Matt Cutts from Google, Harry Shum from Bing, and Rich Skrenta from Blekko spoke on a panel today at the Farsight Summit. Much of the conversation was around the Bing/Google results copying ordeal, but part of the conversation was about search quality in general, and the impact content farms are having on it.
Blekko announced this morning that it has banned eHow and other content farms from its results. See the full list here. Watch our recent interview with Skrenta about webspam here.
Cutts was quick to extend some praise to Blekko, saying they "made a great domain," and that he appreciates that they’ve done some interesting things lately, mentioning the spam clock, for example. He quickly followed that up by saying, "The fact is that we do use algorithms and that’s our first instinct, but when we see manual spam, we are willing to remove it manually."
He added that within Google, they could say certain domain names are webspam, but they’re trying to do things algorithmically. "We have a lot more projects that we’re working on," he added, appearing to suggest that Google’s not done with its content farm cleanup process – at least that’s how I interpreted it (something I suggested in a recent article).
Cutts said that when Google finds spam with its manual team, it also ejects it from Adsense, and that people tend to put the blame on AdSense, but even if that disappeared, we’d still have spam.
When asked what incentive Google would have to remove content from AdSense-driven pages that drive billions of dollars for the company, he just said that Google has always taken the philosophy that they care more about the long-time loyalty of users.
Then Demand Media was specifically brought up (as it has been by inquiring minds in other instances), but there was still plenty of vagueness. Cutts’ response was to mention a comment on Hacker News about how Demand Media had five articles on how to tie your shoes, then simply turn it around to "we don’t care if a site is running Google ads…we take action…we want to find an algorithmic solution."
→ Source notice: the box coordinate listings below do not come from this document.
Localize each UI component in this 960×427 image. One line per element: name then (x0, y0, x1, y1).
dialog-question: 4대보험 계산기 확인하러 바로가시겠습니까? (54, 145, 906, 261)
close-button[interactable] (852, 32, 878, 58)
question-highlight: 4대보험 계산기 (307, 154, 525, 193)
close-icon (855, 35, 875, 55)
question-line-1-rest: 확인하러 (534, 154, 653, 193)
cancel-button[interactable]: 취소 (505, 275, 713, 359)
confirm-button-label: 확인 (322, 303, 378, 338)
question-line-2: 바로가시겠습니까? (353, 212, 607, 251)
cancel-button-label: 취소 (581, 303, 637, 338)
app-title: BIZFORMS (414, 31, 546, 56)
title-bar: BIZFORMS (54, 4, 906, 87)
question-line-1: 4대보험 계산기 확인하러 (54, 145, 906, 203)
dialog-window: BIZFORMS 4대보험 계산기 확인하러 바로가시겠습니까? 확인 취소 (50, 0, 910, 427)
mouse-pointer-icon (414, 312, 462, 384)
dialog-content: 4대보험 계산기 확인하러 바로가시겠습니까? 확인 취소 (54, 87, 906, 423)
Meanwhile, plenty of this type of content is still saturating Google SERPs. There are way more than five articles from eHow on fixing scratches in your car’s paint, as illustrated in another article:
Note: He did not say anything to the effect of "we don’t consider eHow a content farm."
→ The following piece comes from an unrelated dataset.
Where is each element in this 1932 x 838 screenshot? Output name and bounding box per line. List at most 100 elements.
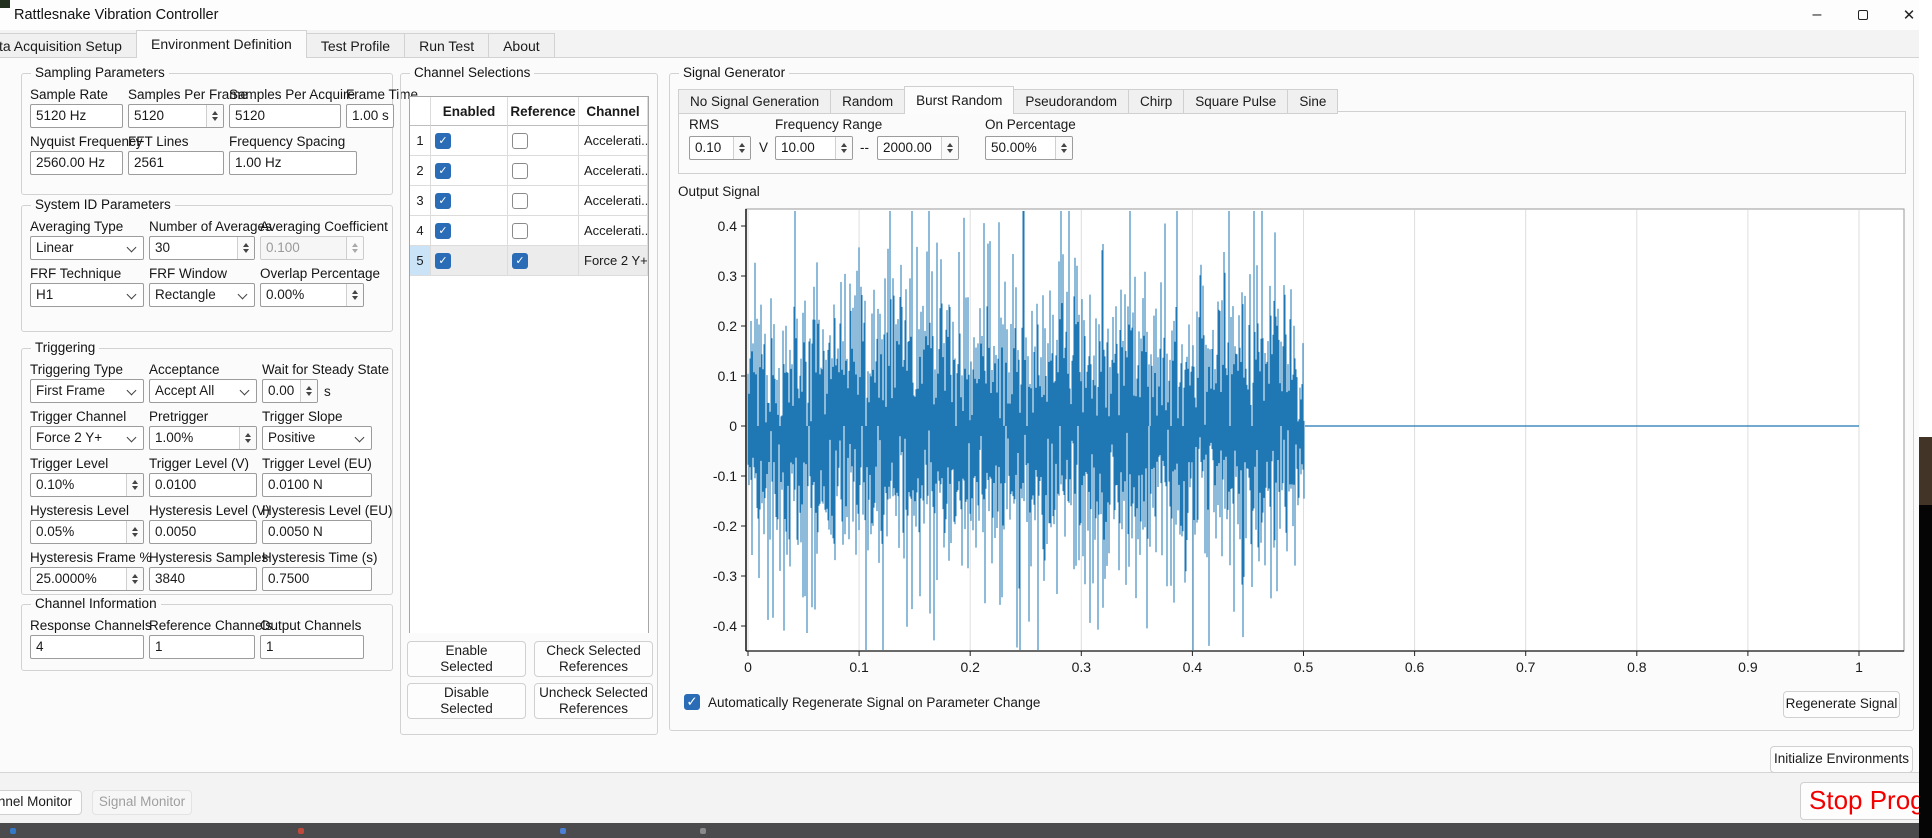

Clearly Blekko is less shy about what it considers a content farm (again, see the list linked to above). Skrenta says "there’s more spam than good sites," and that it’s "easier to make a list of the sites that you actually want to go to. He notes that the top fifty medical sites have actual doctors and medical librarians creating and curating content (as opposed to what you might find from a site like eHow).
The Bing position appears to be to let Google lead the way in how to deal with search quality, which is kind of a fun position given the whole results-copying ordeal. Shum said Matt and Google need to "take this thing very seriously" because they and the industry are looking to the leader to make the web more fair and cleaner. He did say that they were also looking at Blekko and what others are saying about the topic as well.